Christoph Marthaler est né en 1951 à Erlenbach, sur les berges du lac de Zurich.
Musicien de formation (hautbois, flûte à bec, divers instruments anciens du XIVe au XVIIIe siècle), il intègre un orchestre comme hautboïste. Ses premiers contacts avec le monde du théâtre se font par la musique : dix ans durant, Marthaler compose des musiques pour des metteurs en scène, à Hambourg, Munich, Zurich et Bonn. Il passe deux années dans le Paris effervescent de l'après-mai 68. C'est là qu'il se rapproche du théâtre et qu'il suit l'enseignement de Jacques Lecoq.
À la fin des années soixante-dix il monte, au Neumarkt de Zurich, son premier «spectacle musical». Mais ce n'est qu'en 1980 qu'il réalise son premier grand projet Indeed, un spectacle pour comédiens et musiciens. En marge de la célèbre exposition de Zurich «Der Hang zum Gesamtkunstwerk» (le penchant vers l'oeuvre d'art globale) de Harald Szeemann, Marthaler monte une soirée Satie Blanc et immobile pour deux pianos, une chanteuse et quatre comédiens. En 1985 suit un second projet Satie, Vexations, dont l'enregistrement dure 24 heures.

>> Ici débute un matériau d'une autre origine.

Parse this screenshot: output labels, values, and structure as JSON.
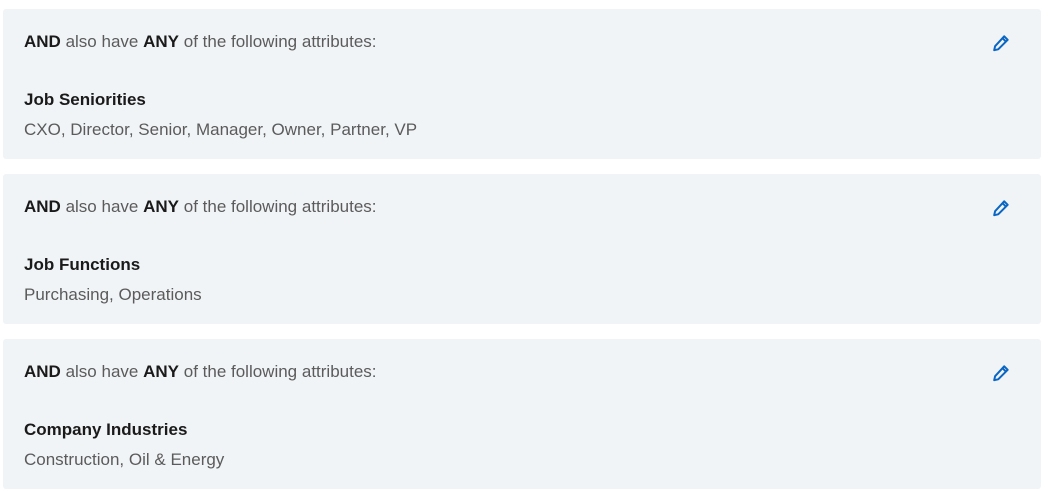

En 1988, il s'établit à Bâle. La même année, dans la gare bâloise Badischer Bahnhof, il réalise un projet sur le cinquantième anniversaire de la Nuit de cristal. En 1989, il crée une «soirée de chansons à soldats», à l'occasion de la «votation» sur la conscription, parodiant en ces termes une tirade de l'hymne national helvétique Quand le cor des alpages se mue, Suisse, tue, tue!!, une oeuvre indéfinissable, entre performance, musique et théâtre. Des soldats suisses assis, quasiment immobiles, entonnent en boucle, au bout d'un quart d'heure Die Nacht ist ohne Ende (La nuit est sans fin).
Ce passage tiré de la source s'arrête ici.